Tonight, like almost every night during the past forty years, I sit up waiting for him.
The room is silent except for the eternal tick-tack of the old grandfather clock. I am tired, but I do not move, I want to be here when he arrives.
Oh, of course he will scold me for it, tell me I should have gone to bed, but the twinkle in his eyes will give him away, as always. He is overjoyed that I am still waiting for him, even after all these years, and I realise that to see this twinkle is what I stay up for. To see that after all these years, he is still coming back to me, no matter how young and blond and pretty the women in his office might be.
He will sit down next to me and share his joys and sorrows, the way he always has, and I will listen, knowing that I am the only person to hear many of the things he tells me.

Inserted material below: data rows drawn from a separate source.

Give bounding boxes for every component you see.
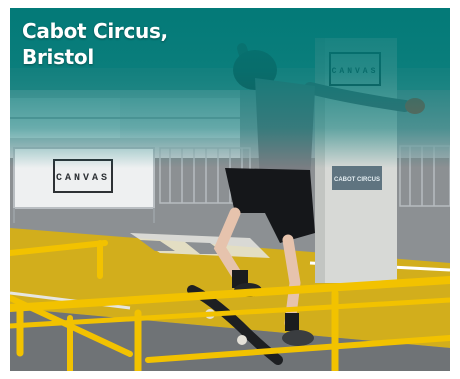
- photo-card: CANVAS CANVAS CABOT CIRCUS Cabot Circus,…: [10, 8, 450, 371]
- pillar-plate-text: CABOT CIRCUS: [334, 177, 380, 183]
- barrier-sign-text: CANVAS: [56, 173, 110, 184]
- caption-line-1: Cabot Circus,: [22, 19, 168, 43]
- glove: [405, 98, 425, 114]
- caption-line-2: Bristol: [22, 45, 94, 69]
- pillar-sign-text: CANVAS: [332, 67, 379, 76]
- photo-caption: Cabot Circus, Bristol: [22, 18, 168, 70]
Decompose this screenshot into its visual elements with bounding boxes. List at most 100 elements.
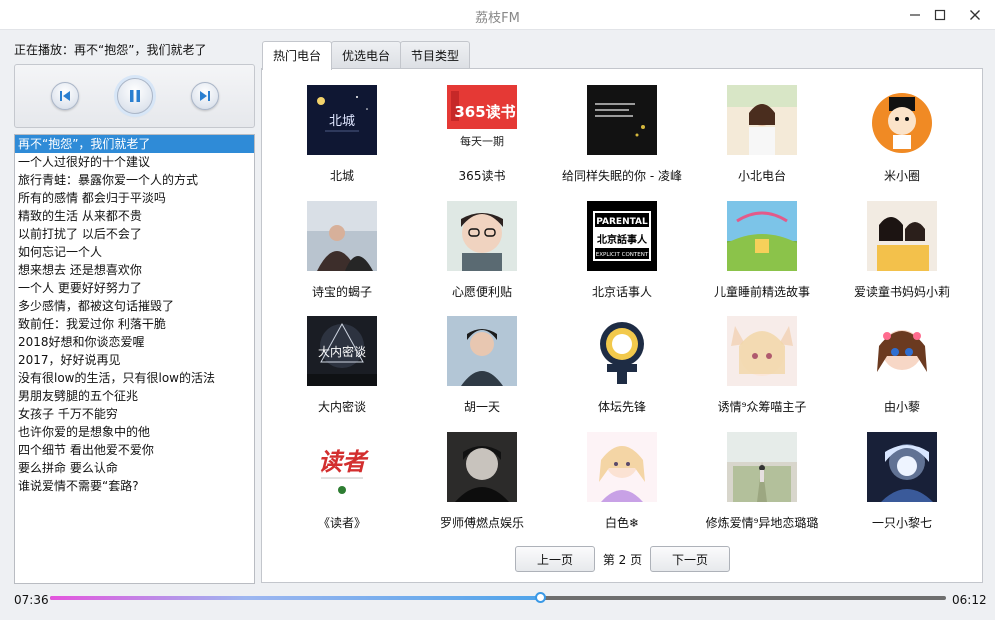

He is ambitious, oh yes, but he is not without principles, the way many people think he is. I know him, and I see how he bathes himself in the success of his little games, only so he won't have to think about the game itself. He used to love it, but ever since they changed the rules, I find him frowning where others shrug, flinching where others don't care. Don't get me wrong, he does play by the new rules, but his heart is not into it. I can sense it by the way he tells me about his day, and I can sense it by the things he does not tell me. Somehow, it makes me love him even more. And it is even more of a reason to wait up for him, to show him that he is not alone.
So I sit on the sofa, waiting as always, and I smile as I watch the clock tick the minutes away, knowing that each passing second brings him closer to me.